Is it meaningful to identify interaction effect when a main effect in a model (main effects only, without interaction terms) is not significant? Let's say there's one DV (Y) and three IVs (X1, X2, X3), and among IVs, X1 is a dummy variable.
In the regression model without interaction terms, the results can be represented like this:
Y ~ X1 + X2 + X3

X1 : non-significant
X2 : significant
X3 : significant

In this case, is it meaningful to check some interaction terms (e.g. X1 $\cdot$ X2 or X1 $\cdot$ X3)? At first I thought I don't have to because the main effect of X1 indicates non-significance. But I'm afraid I'm missing something important.
 A: Yes, interaction coefficients are still meaningful to estimate when they involve variables with insignificant main effects. An example of a meaningful interaction would occur if, in the absence of a main effect (e.g., if $\beta$X1$=0$), a moderator variable produced a large difference in the slope for X1 at different levels of the moderator (e.g., if $\beta$X1$=.5$ when X2 $>\mu+1\ SD$, and $\beta$X1$=-.5$ when X2 $<\mu-1\ SD)$.
What's generally important is that you still estimate the main effects of those variables in your model anyway. Don't remove the simple X1 term if you're going to add either of those interaction terms you mention that involve the same variable, even if you know its $\beta$ won't differ significantly from zero. An insignificant but nonzero effect is still different from no effect whatsoever. It's important to freely estimate that main effect for the sake of your interactive model, if not necessarily for the sake of your theory.
It's worth noting that some exceptions to the above may exist (see Including the interaction but not the main effects in a model), but you'd want to be sure to know what you're doing (and you'd probably want to be a lot more specific about it here) before omitting main effects in the presence of an interaction.
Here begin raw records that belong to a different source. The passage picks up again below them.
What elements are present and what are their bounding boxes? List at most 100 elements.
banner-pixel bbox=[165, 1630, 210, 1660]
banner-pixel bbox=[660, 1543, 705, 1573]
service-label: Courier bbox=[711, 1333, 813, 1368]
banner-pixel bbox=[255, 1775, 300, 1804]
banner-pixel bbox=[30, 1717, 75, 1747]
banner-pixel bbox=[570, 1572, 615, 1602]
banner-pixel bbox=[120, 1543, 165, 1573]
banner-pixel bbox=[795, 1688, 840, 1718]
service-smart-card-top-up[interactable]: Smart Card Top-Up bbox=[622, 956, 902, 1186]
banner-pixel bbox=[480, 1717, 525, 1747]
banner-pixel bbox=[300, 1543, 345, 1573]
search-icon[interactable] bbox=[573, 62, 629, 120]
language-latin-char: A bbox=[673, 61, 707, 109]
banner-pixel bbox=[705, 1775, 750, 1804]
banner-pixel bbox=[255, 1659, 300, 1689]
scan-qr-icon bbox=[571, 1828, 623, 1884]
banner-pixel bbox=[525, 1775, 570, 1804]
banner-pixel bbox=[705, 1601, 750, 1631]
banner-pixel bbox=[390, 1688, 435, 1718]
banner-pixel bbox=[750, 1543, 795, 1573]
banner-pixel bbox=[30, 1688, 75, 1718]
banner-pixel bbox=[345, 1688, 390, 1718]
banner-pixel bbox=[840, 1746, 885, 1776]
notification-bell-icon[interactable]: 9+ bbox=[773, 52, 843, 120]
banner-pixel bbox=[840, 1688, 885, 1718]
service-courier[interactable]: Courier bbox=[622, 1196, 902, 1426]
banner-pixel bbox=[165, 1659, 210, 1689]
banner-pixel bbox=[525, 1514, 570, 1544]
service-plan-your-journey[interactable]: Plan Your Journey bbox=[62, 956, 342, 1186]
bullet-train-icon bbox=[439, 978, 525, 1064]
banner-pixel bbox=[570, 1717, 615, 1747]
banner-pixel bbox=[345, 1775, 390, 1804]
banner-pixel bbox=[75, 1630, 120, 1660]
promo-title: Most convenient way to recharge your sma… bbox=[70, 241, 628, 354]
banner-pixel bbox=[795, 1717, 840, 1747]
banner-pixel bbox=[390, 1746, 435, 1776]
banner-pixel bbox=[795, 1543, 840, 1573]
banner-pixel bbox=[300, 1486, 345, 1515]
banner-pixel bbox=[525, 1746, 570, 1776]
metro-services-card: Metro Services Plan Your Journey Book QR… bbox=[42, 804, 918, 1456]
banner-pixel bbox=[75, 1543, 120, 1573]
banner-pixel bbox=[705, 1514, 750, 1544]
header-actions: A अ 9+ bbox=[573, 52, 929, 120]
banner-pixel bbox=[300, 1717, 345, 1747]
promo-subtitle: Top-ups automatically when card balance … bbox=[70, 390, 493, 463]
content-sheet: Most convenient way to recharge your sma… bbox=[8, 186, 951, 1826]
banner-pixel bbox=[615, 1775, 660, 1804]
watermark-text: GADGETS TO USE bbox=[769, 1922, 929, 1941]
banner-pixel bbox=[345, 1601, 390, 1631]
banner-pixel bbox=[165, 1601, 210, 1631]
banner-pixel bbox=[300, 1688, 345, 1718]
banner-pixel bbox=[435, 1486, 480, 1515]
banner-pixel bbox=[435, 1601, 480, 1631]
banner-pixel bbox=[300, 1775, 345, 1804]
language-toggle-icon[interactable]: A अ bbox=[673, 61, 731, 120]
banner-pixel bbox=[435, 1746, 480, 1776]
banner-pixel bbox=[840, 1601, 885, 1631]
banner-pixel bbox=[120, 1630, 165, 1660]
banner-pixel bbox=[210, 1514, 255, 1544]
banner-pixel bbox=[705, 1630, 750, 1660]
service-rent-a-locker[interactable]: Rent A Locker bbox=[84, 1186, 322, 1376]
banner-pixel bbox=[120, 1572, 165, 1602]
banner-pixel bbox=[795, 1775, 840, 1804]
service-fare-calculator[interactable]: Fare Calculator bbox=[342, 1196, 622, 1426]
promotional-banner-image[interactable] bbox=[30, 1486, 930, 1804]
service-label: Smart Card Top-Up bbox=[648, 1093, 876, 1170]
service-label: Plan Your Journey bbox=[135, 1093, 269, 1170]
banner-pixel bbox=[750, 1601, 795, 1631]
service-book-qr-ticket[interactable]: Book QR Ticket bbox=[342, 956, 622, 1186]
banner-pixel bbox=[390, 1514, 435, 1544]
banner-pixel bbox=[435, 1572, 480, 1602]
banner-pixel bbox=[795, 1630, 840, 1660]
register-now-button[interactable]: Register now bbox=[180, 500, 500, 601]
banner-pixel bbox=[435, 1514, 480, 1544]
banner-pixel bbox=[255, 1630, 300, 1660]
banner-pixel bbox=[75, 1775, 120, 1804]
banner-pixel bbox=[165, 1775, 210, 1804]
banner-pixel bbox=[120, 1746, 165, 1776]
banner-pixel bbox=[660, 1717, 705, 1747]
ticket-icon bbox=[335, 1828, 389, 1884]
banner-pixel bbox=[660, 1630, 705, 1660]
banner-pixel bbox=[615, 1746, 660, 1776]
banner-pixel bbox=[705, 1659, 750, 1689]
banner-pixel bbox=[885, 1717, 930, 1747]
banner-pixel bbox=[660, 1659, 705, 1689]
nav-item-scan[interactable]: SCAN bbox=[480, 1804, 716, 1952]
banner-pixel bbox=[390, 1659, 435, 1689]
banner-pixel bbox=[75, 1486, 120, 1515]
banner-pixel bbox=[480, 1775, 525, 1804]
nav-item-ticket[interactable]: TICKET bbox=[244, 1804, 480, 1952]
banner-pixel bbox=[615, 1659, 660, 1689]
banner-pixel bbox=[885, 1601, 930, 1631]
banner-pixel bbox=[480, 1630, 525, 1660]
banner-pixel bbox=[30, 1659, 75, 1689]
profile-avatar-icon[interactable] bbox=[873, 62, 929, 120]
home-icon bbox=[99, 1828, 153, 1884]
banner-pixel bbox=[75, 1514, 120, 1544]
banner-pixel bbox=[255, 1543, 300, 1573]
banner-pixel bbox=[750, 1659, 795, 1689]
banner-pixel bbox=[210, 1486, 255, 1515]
Odder cases involving interactions and semi-arbitrary hypothesis rejection thresholds may occur (e.g., What if interaction wipes out my direct effects in regression?), but if they do, try to remember how limited your interpretation of the change in the $p$ value should be, especially if it's just dancing around your threshold without really changing a great deal (see Geoff Cumming's "Dance of the p values" on YouTube).